I have considered it, yes.

Remember what I said about considering the probability of something
occurring before adding complexity to guarantee it will never
happen.

The above scenario requires both allocbts and the AGFL to be set up
in such a way that it has multiple full subtrees ready to split in
both trees, and that the same block frees (from the AGFL) will
trigger those subtree splits with the same free space record insert.

And the AGFL has to have exactly the right blocks on it *in excess
of what is required* in to get them deferred in the right order to
then trigger these subtree splits.

And this has to happen multiple times in consecutive operations.

Can the above happen? Yes.

Will it happen by chance before the heat death of the universe? Probably.

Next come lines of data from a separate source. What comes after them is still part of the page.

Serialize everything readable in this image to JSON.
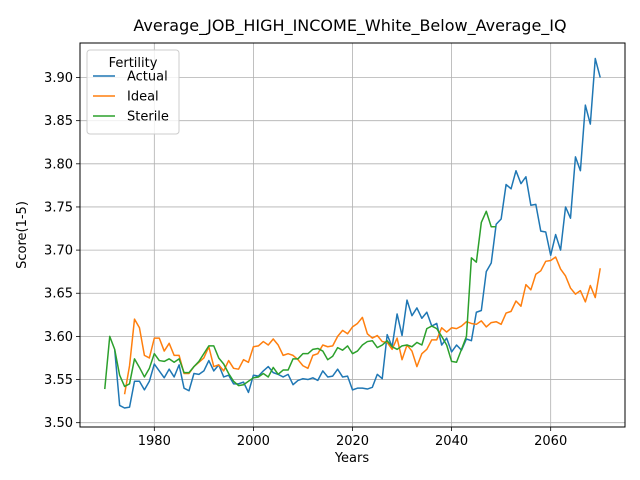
{
  "chart_data": {
    "type": "line",
    "title": "Average_JOB_HIGH_INCOME_White_Below_Average_IQ",
    "xlabel": "Years",
    "ylabel": "Score(1-5)",
    "xlim": [
      1965,
      2075
    ],
    "ylim": [
      3.495,
      3.94
    ],
    "x_ticks": [
      1980,
      2000,
      2020,
      2040,
      2060
    ],
    "y_ticks": [
      3.5,
      3.55,
      3.6,
      3.65,
      3.7,
      3.75,
      3.8,
      3.85,
      3.9
    ],
    "y_tick_labels": [
      "3.50",
      "3.55",
      "3.60",
      "3.65",
      "3.70",
      "3.75",
      "3.80",
      "3.85",
      "3.90"
    ],
    "grid": true,
    "legend": {
      "title": "Fertility",
      "placement": "top-left"
    },
    "series": [
      {
        "name": "Actual",
        "color": "#1f77b4",
        "x": [
          1972,
          1973,
          1974,
          1975,
          1976,
          1977,
          1978,
          1979,
          1980,
          1981,
          1982,
          1983,
          1984,
          1985,
          1986,
          1987,
          1988,
          1989,
          1990,
          1991,
          1992,
          1993,
          1994,
          1995,
          1996,
          1997,
          1998,
          1999,
          2000,
          2001,
          2002,
          2003,
          2004,
          2005,
          2006,
          2007,
          2008,
          2009,
          2010,
          2011,
          2012,
          2013,
          2014,
          2015,
          2016,
          2017,
          2018,
          2019,
          2020,
          2021,
          2022,
          2023,
          2024,
          2025,
          2026,
          2027,
          2028,
          2029,
          2030,
          2031,
          2032,
          2033,
          2034,
          2035,
          2036,
          2037,
          2038,
          2039,
          2040,
          2041,
          2042,
          2043,
          2044,
          2045,
          2046,
          2047,
          2048,
          2049,
          2050,
          2051,
          2052,
          2053,
          2054,
          2055,
          2056,
          2057,
          2058,
          2059,
          2060,
          2061,
          2062,
          2063,
          2064,
          2065,
          2066,
          2067,
          2068,
          2069,
          2070
        ],
        "values": [
          3.585,
          3.52,
          3.517,
          3.518,
          3.548,
          3.548,
          3.538,
          3.548,
          3.568,
          3.56,
          3.552,
          3.562,
          3.553,
          3.567,
          3.54,
          3.537,
          3.557,
          3.556,
          3.56,
          3.572,
          3.56,
          3.567,
          3.553,
          3.555,
          3.545,
          3.545,
          3.547,
          3.535,
          3.555,
          3.554,
          3.56,
          3.565,
          3.558,
          3.556,
          3.553,
          3.556,
          3.544,
          3.549,
          3.551,
          3.55,
          3.552,
          3.549,
          3.56,
          3.553,
          3.554,
          3.562,
          3.553,
          3.554,
          3.538,
          3.54,
          3.54,
          3.539,
          3.541,
          3.556,
          3.551,
          3.602,
          3.588,
          3.626,
          3.601,
          3.642,
          3.624,
          3.633,
          3.621,
          3.628,
          3.612,
          3.615,
          3.59,
          3.598,
          3.582,
          3.59,
          3.584,
          3.597,
          3.595,
          3.628,
          3.63,
          3.675,
          3.685,
          3.73,
          3.736,
          3.776,
          3.771,
          3.792,
          3.777,
          3.785,
          3.752,
          3.753,
          3.722,
          3.721,
          3.694,
          3.718,
          3.7,
          3.75,
          3.737,
          3.808,
          3.792,
          3.868,
          3.846,
          3.922,
          3.9
        ]
      },
      {
        "name": "Ideal",
        "color": "#ff7f0e",
        "x": [
          1974,
          1975,
          1976,
          1977,
          1978,
          1979,
          1980,
          1981,
          1982,
          1983,
          1984,
          1985,
          1986,
          1987,
          1988,
          1989,
          1990,
          1991,
          1992,
          1993,
          1994,
          1995,
          1996,
          1997,
          1998,
          1999,
          2000,
          2001,
          2002,
          2003,
          2004,
          2005,
          2006,
          2007,
          2008,
          2009,
          2010,
          2011,
          2012,
          2013,
          2014,
          2015,
          2016,
          2017,
          2018,
          2019,
          2020,
          2021,
          2022,
          2023,
          2024,
          2025,
          2026,
          2027,
          2028,
          2029,
          2030,
          2031,
          2032,
          2033,
          2034,
          2035,
          2036,
          2037,
          2038,
          2039,
          2040,
          2041,
          2042,
          2043,
          2044,
          2045,
          2046,
          2047,
          2048,
          2049,
          2050,
          2051,
          2052,
          2053,
          2054,
          2055,
          2056,
          2057,
          2058,
          2059,
          2060,
          2061,
          2062,
          2063,
          2064,
          2065,
          2066,
          2067,
          2068,
          2069,
          2070
        ],
        "values": [
          3.533,
          3.566,
          3.62,
          3.61,
          3.578,
          3.575,
          3.598,
          3.598,
          3.583,
          3.592,
          3.578,
          3.578,
          3.557,
          3.557,
          3.565,
          3.57,
          3.575,
          3.588,
          3.565,
          3.567,
          3.56,
          3.572,
          3.563,
          3.562,
          3.573,
          3.57,
          3.588,
          3.589,
          3.594,
          3.59,
          3.597,
          3.59,
          3.578,
          3.58,
          3.578,
          3.573,
          3.566,
          3.563,
          3.578,
          3.58,
          3.59,
          3.588,
          3.589,
          3.6,
          3.607,
          3.603,
          3.611,
          3.615,
          3.622,
          3.603,
          3.598,
          3.601,
          3.594,
          3.593,
          3.585,
          3.598,
          3.573,
          3.59,
          3.583,
          3.565,
          3.58,
          3.585,
          3.596,
          3.596,
          3.61,
          3.605,
          3.61,
          3.609,
          3.612,
          3.617,
          3.615,
          3.614,
          3.618,
          3.611,
          3.616,
          3.617,
          3.614,
          3.627,
          3.629,
          3.641,
          3.635,
          3.66,
          3.654,
          3.672,
          3.676,
          3.687,
          3.688,
          3.692,
          3.678,
          3.67,
          3.656,
          3.649,
          3.653,
          3.64,
          3.659,
          3.645,
          3.679
        ]
      },
      {
        "name": "Sterile",
        "color": "#2ca02c",
        "x": [
          1970,
          1971,
          1972,
          1973,
          1974,
          1975,
          1976,
          1977,
          1978,
          1979,
          1980,
          1981,
          1982,
          1983,
          1984,
          1985,
          1986,
          1987,
          1988,
          1989,
          1990,
          1991,
          1992,
          1993,
          1994,
          1995,
          1996,
          1997,
          1998,
          1999,
          2000,
          2001,
          2002,
          2003,
          2004,
          2005,
          2006,
          2007,
          2008,
          2009,
          2010,
          2011,
          2012,
          2013,
          2014,
          2015,
          2016,
          2017,
          2018,
          2019,
          2020,
          2021,
          2022,
          2023,
          2024,
          2025,
          2026,
          2027,
          2028,
          2029,
          2030,
          2031,
          2032,
          2033,
          2034,
          2035,
          2036,
          2037,
          2038,
          2039,
          2040,
          2041,
          2042,
          2043,
          2044,
          2045,
          2046,
          2047,
          2048,
          2049
        ],
        "values": [
          3.539,
          3.6,
          3.585,
          3.555,
          3.542,
          3.545,
          3.574,
          3.564,
          3.553,
          3.563,
          3.58,
          3.572,
          3.571,
          3.574,
          3.57,
          3.574,
          3.558,
          3.558,
          3.565,
          3.571,
          3.58,
          3.589,
          3.589,
          3.575,
          3.568,
          3.557,
          3.548,
          3.543,
          3.544,
          3.548,
          3.552,
          3.553,
          3.557,
          3.553,
          3.564,
          3.556,
          3.561,
          3.561,
          3.574,
          3.574,
          3.58,
          3.58,
          3.585,
          3.586,
          3.583,
          3.573,
          3.577,
          3.587,
          3.584,
          3.589,
          3.58,
          3.583,
          3.59,
          3.594,
          3.595,
          3.587,
          3.59,
          3.595,
          3.588,
          3.585,
          3.589,
          3.59,
          3.588,
          3.593,
          3.59,
          3.609,
          3.612,
          3.609,
          3.6,
          3.59,
          3.571,
          3.57,
          3.585,
          3.6,
          3.691,
          3.686,
          3.732,
          3.745,
          3.727,
          3.727
        ]
      }
    ]
  }
}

Will it happen in production workloads?  Not very likely at all.

That's the difference between providing theoretical guarantees vs
practical guarantees.

We can keep playing "but what if we had N+1" type theoretical
scenarios endlessly here, but reality has to step in at some point.
We set reservation sizes for "unbound excursions" at a size that is
large enough for normal operation and largely ignore the cases with
10^(large negative N) probabilites.

If, in practice, we find the reservation pools are getting exhausted
in normal production workloads, then we'll either change the
behaviour that is causing the exhaustion or increase the reservation
pool size to handle that case.

-Dave.

-- 
Dave Chinner
dgc@kernel.org